Zero Day
Ce cinquantième jour est particulier.
Nous devons préparer et organiser la prochaine étape.
Celle-ci est unique. Nous savons que nous allons devoir marcher longtemps, en haute altitude et dans le froid. Nous ne connaissons pas l’état du sentier. Les seules informations que nous avons sont celles des randonneurs qui ont franchi la sierra… 10 jours plus tôt. Et comme ces données ont au minimum une semaine de décalage, elles sont à prendre avec un vrai recul.
Nous discutons tous ensemble et j’explique ce que je pense être une bonne stratégie. Dans un premier temps, s’assurer que la météo garantisse de pouvoir passer à minima le col Forester, à 4000 m, sans mauvais temps, puis considérer que la neige sera omniprésente. Ce dont nous sommes surs, les prédécesseurs ayant marché entre 5 et 8 jours dans le blanc. Nous progresserons donc plus lentement.
Nous préparons un avancement à l’identique de ce que les premiers ont vécu. Nous espérons qu’avec la fonte nous aurons des conditions plus clémentes. Nous décidons de prendre 8 jours d’autonomie. Cela correspond à sept jours d’avance dans la première partie de la Haute Sierra, auquel nous ajoutons une journée de sécurité. Chloé et Benjamin nous ont rejoints la veille, et vont partir avec notre groupe. Régis, par contre, attend des colis, avec tente et sac à dos. Il espère débuter au mieux dans 5 à 6 jours. Nous sommes donc 7, Tamara, Anthony, Chloé, Benjamin, Janet, Hélène et moi. Janet décide de nommer ce groupe la Team Fantastic. Paradoxalement, Janet sera la seule américaine. Cela nous va bien, l’ambiance est sympa et tout le monde est motivé.
Nous sommes sur tous les fronts dès le matin. Nous déjeunons, puis dînons au restaurant Grumpy’s, où nous dévorons hamburgers géants de 25 cm de haut avec 3 viandes, avocats, puis milk shakes et pancakes d’un kilogramme. On arrive presque à finir nos assiettes, seul le pancake résiste. Il est vraiment effrayant et peu de randonneurs parviennent au bout de celui-ci. C’est un challenge bien connu que « the beast ». Les repas font au minimum entre 3000 et 5000 kcal. Hélène va d’ailleurs faire sensation en attaquant le burger Triple Crown Burger. C’est démesuré, colossal, un vrai scandale diététique. Celle-ci réussira à le terminer, à la grande surprise de la serveuse. Elle viendra dire à Hélène que c’est injuste, les randonneurs mangent de façon honteuse et malgré cela ils perdent du poids ! « It’s a shame, despite your incredible diet you’re losing weight! »
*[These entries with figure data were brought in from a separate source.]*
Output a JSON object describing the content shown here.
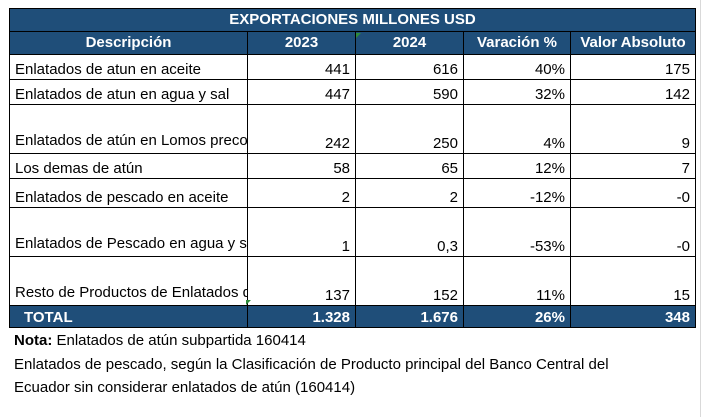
{
  "table": {
    "title": "EXPORTACIONES MILLONES USD",
    "headers": [
      "Descripción",
      "2023",
      "2024",
      "Varación %",
      "Valor Absoluto"
    ],
    "rows": [
      {
        "desc": "Enlatados de atun en aceite",
        "y2023": "441",
        "y2024": "616",
        "var": "40%",
        "abs": "175"
      },
      {
        "desc": "Enlatados de atun en agua y sal",
        "y2023": "447",
        "y2024": "590",
        "var": "32%",
        "abs": "142"
      },
      {
        "desc": "Enlatados de atún en Lomos precocidos",
        "y2023": "242",
        "y2024": "250",
        "var": "4%",
        "abs": "9"
      },
      {
        "desc": "Los demas de atún",
        "y2023": "58",
        "y2024": "65",
        "var": "12%",
        "abs": "7"
      },
      {
        "desc": "Enlatados de pescado en aceite",
        "y2023": "2",
        "y2024": "2",
        "var": "-12%",
        "abs": "-0"
      },
      {
        "desc": "Enlatados de Pescado en agua y sal",
        "y2023": "1",
        "y2024": "0,3",
        "var": "-53%",
        "abs": "-0"
      },
      {
        "desc": "Resto de Productos de Enlatados de Pescado",
        "y2023": "137",
        "y2024": "152",
        "var": "11%",
        "abs": "15"
      }
    ],
    "total": {
      "label": "TOTAL",
      "y2023": "1.328",
      "y2024": "1.676",
      "var": "26%",
      "abs": "348"
    }
  },
  "notes": {
    "label": "Nota:",
    "line1": " Enlatados de atún subpartida 160414",
    "line2": "Enlatados de pescado, según la Clasificación de Producto principal del Banco Central del",
    "line3": "Ecuador sin considerar enlatados de atún (160414)"
  },
  "colors": {
    "header_bg": "#1f4e79",
    "header_text": "#ffffff"
  }
}
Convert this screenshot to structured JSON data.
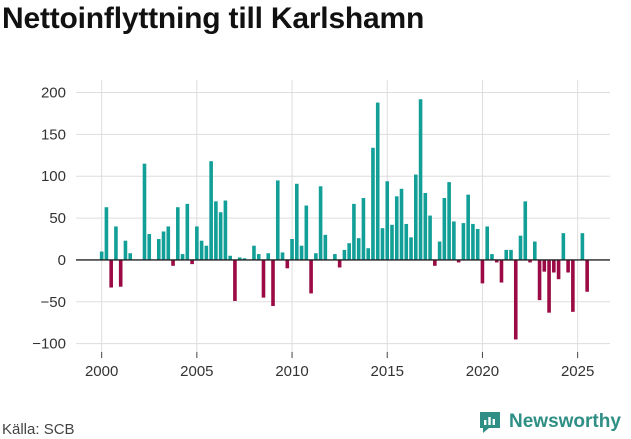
{
  "title": "Nettoinflyttning till Karlshamn",
  "source": "Källa: SCB",
  "brand": {
    "name": "Newsworthy",
    "color": "#2f8f85"
  },
  "colors": {
    "positive": "#119f97",
    "negative": "#9b0a44",
    "grid": "#dddddd",
    "zero": "#222222"
  },
  "chart_data": {
    "type": "bar",
    "title": "Nettoinflyttning till Karlshamn",
    "xlabel": "",
    "ylabel": "",
    "xlim": [
      1998.6,
      2026.7
    ],
    "ylim": [
      -110,
      215
    ],
    "yticks": [
      200,
      150,
      100,
      50,
      0,
      -50,
      -100
    ],
    "ytick_labels": [
      "200",
      "150",
      "100",
      "50",
      "0",
      "−50",
      "−100"
    ],
    "xticks": [
      2000,
      2005,
      2010,
      2015,
      2020,
      2025
    ],
    "grid": true,
    "legend": "none",
    "x": [
      2000.0,
      2000.25,
      2000.5,
      2000.75,
      2001.0,
      2001.25,
      2001.5,
      2001.75,
      2002.0,
      2002.25,
      2002.5,
      2002.75,
      2003.0,
      2003.25,
      2003.5,
      2003.75,
      2004.0,
      2004.25,
      2004.5,
      2004.75,
      2005.0,
      2005.25,
      2005.5,
      2005.75,
      2006.0,
      2006.25,
      2006.5,
      2006.75,
      2007.0,
      2007.25,
      2007.5,
      2007.75,
      2008.0,
      2008.25,
      2008.5,
      2008.75,
      2009.0,
      2009.25,
      2009.5,
      2009.75,
      2010.0,
      2010.25,
      2010.5,
      2010.75,
      2011.0,
      2011.25,
      2011.5,
      2011.75,
      2012.0,
      2012.25,
      2012.5,
      2012.75,
      2013.0,
      2013.25,
      2013.5,
      2013.75,
      2014.0,
      2014.25,
      2014.5,
      2014.75,
      2015.0,
      2015.25,
      2015.5,
      2015.75,
      2016.0,
      2016.25,
      2016.5,
      2016.75,
      2017.0,
      2017.25,
      2017.5,
      2017.75,
      2018.0,
      2018.25,
      2018.5,
      2018.75,
      2019.0,
      2019.25,
      2019.5,
      2019.75,
      2020.0,
      2020.25,
      2020.5,
      2020.75,
      2021.0,
      2021.25,
      2021.5,
      2021.75,
      2022.0,
      2022.25,
      2022.5,
      2022.75,
      2023.0,
      2023.25,
      2023.5,
      2023.75,
      2024.0,
      2024.25,
      2024.5,
      2024.75,
      2025.0,
      2025.25,
      2025.5
    ],
    "values": [
      10,
      63,
      -33,
      40,
      -32,
      23,
      8,
      0,
      0,
      115,
      31,
      0,
      25,
      34,
      40,
      -7,
      63,
      7,
      67,
      -5,
      40,
      23,
      17,
      118,
      70,
      57,
      71,
      5,
      -49,
      3,
      2,
      0,
      17,
      7,
      -45,
      8,
      -55,
      95,
      9,
      -10,
      25,
      91,
      17,
      65,
      -40,
      8,
      88,
      30,
      0,
      7,
      -9,
      12,
      20,
      67,
      26,
      74,
      14,
      134,
      188,
      38,
      94,
      42,
      76,
      85,
      43,
      27,
      102,
      192,
      80,
      53,
      -7,
      22,
      74,
      93,
      46,
      -3,
      44,
      78,
      43,
      37,
      -28,
      40,
      7,
      -3,
      -27,
      12,
      12,
      -95,
      29,
      70,
      -3,
      22,
      -48,
      -14,
      -63,
      -15,
      -23,
      32,
      -15,
      -62,
      0,
      32,
      -38
    ]
  }
}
En début d’après-midi, nous filons faire nos achats en remplacement de matériels usés, ou cassés, sans oublier le ravitaillement de nourriture pour 8 jours (plus un petit déjeuner).
Nous allons au magasin de sport à proximité de Grumpy’s, le célèbre Triple Crown Outfitters. Il n’existe que pendant les 3 mois de la saison du PCT. Il est tenu par une randonneuse Yogi qui est triple Crowner. Elle ne fait pas l’unanimité dans la communauté des hikers, du fait de sa situation et du monopole local. Nous irons malgré tout au seul endroit permettant de se ravitailler. Effectivement, l’exclusivité autorise quelques écarts de prix et la facture est monstrueuse. Pas moins de 250 euros la semaine par personne de nourriture ! Pas le choix, c’est l’unique magasin à des kilomètres à la ronde.
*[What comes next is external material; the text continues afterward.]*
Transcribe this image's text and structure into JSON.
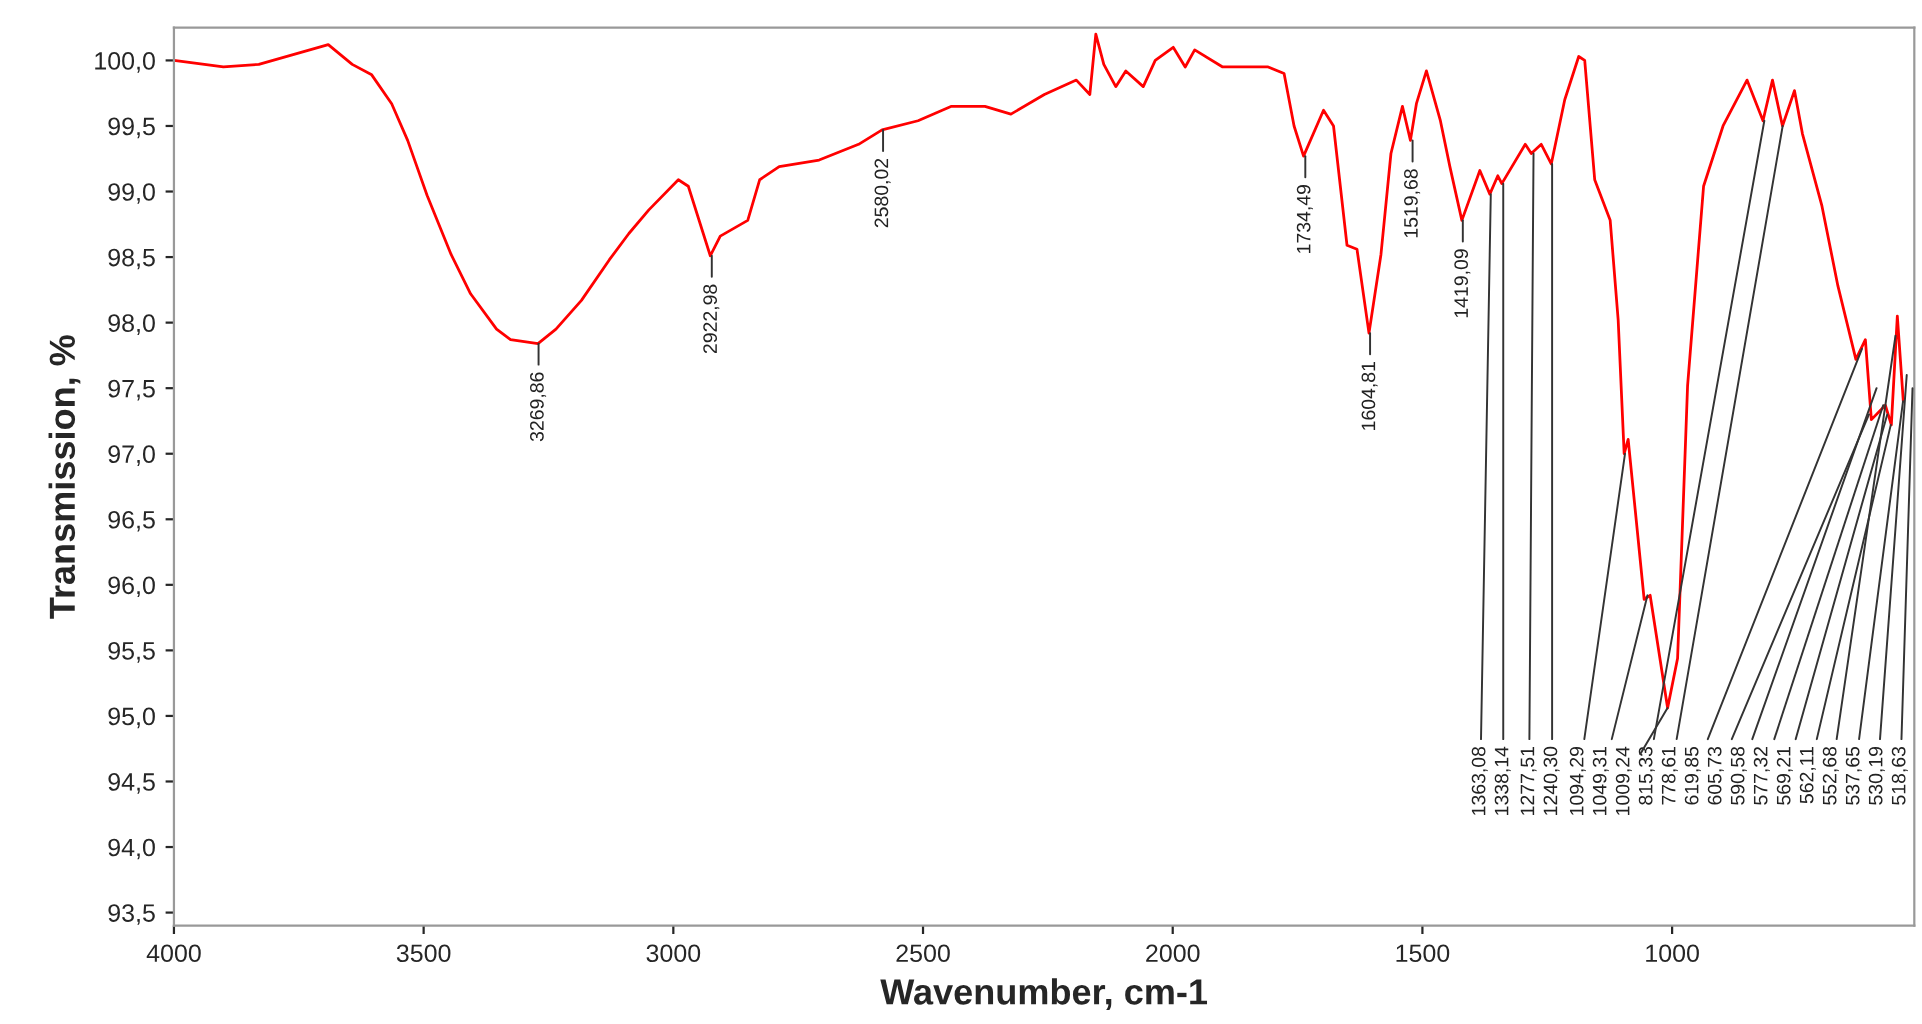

Nous repartons vers notre campement, et installons une pyramide de lyophilisées, barres, pot de beurre de cacahuètes sur la table de piquenique devant la yourte. Va alors démarrer une épreuve de Tetris consistant à faire rentrer 8 jours de nourriture dans les fameuses boîtes à Ours. Nous regardons et apprenons des autres randonneurs, les chips sont aplatis en fins copeaux, les sacs vidés de leurs surplus d’air, les Snickers rangées aux millimètres près en couche serrée dans le réceptacle. Nous nous retrouvons avec un mille-feuille extraordinaire de junk food. Nous finissons par y arriver, après une bonne heure de préparation, cogitation et surtout de patience. Et dire qu’il faudra fouiller dedans dans les prochains jours !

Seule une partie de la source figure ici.